2. Le recours formé par A. SA et B. SA est rejeté.

3. Les demandes de mesures provisionnelles et d’effet suspensif sont sans objet.

4. La demande d’assistance judiciaire est rejetée.

5. La requête de nomination d’un défenseur d’office est rejetée.

6. Un émolument de CHF 6’000.-- est solidairement mis à la charge des recourantes.

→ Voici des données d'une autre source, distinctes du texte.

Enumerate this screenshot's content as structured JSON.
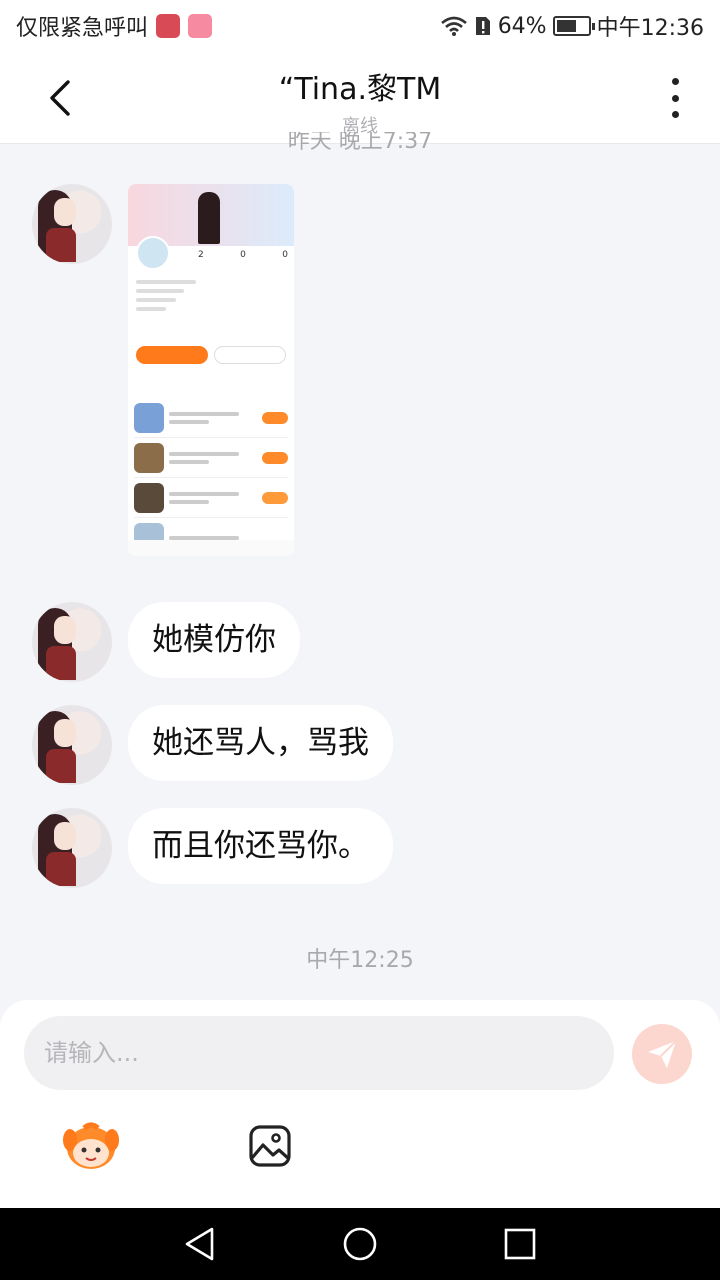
{
  "status_bar": {
    "carrier_text": "仅限紧急呼叫",
    "battery_percent": "64%",
    "battery_level": 0.64,
    "time": "中午12:36"
  },
  "header": {
    "title": "“Tina.黎TM",
    "subtitle": "离线"
  },
  "chat": {
    "timestamp_top": "昨天 晚上7:37",
    "messages": [
      {
        "type": "image",
        "text": ""
      },
      {
        "type": "text",
        "text": "她模仿你"
      },
      {
        "type": "text",
        "text": "她还骂人，骂我"
      },
      {
        "type": "text",
        "text": "而且你还骂你。"
      }
    ],
    "timestamp_mid": "中午12:25"
  },
  "input_bar": {
    "placeholder": "请输入..."
  },
  "colors": {
    "accent": "#ff7a1a",
    "send_disabled": "#fcd7cf",
    "background": "#f4f5f8"
  },
  "icons": [
    "back-arrow-icon",
    "more-icon",
    "send-icon",
    "emoji-mascot-icon",
    "image-icon",
    "nav-back-icon",
    "nav-home-icon",
    "nav-recents-icon"
  ]
}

Bellinzone, le 8 juillet 2021

Au nom de la Cour des plaintes du Tribunal pénal fédéral

La vice-présidente: La greffière:

Distribution - A. SA - B. SA - C. Sàrl - Ministère public du canton de Genève - Office fédéral de la justice, Unité entraide judiciaire

Indication des voies de recours Le recours contre une décision en matière d’entraide pénale internationale doit être déposé devant le Tribunal fédéral dans les 10 jours qui suivent la notification de l’expédition complète (art. 100 al. 1 et 2 let. b LTF). Le recours n’est recevable contre une décision rendue en matière d’entraide pénale internationale que s’il a pour objet une extradition, une saisie, le transfert d’objets ou de valeurs ou la transmission de renseignements concernant le domaine secret et s’il concerne un cas particulièrement important (art. 84 al. 1 LTF). Un cas est particulièrement important notamment lorsqu’il y a des raisons de supposer que la procédure à l’étranger viole des principes fondamentaux ou comporte d’autres vices graves (art. 84 al. 2 LTF).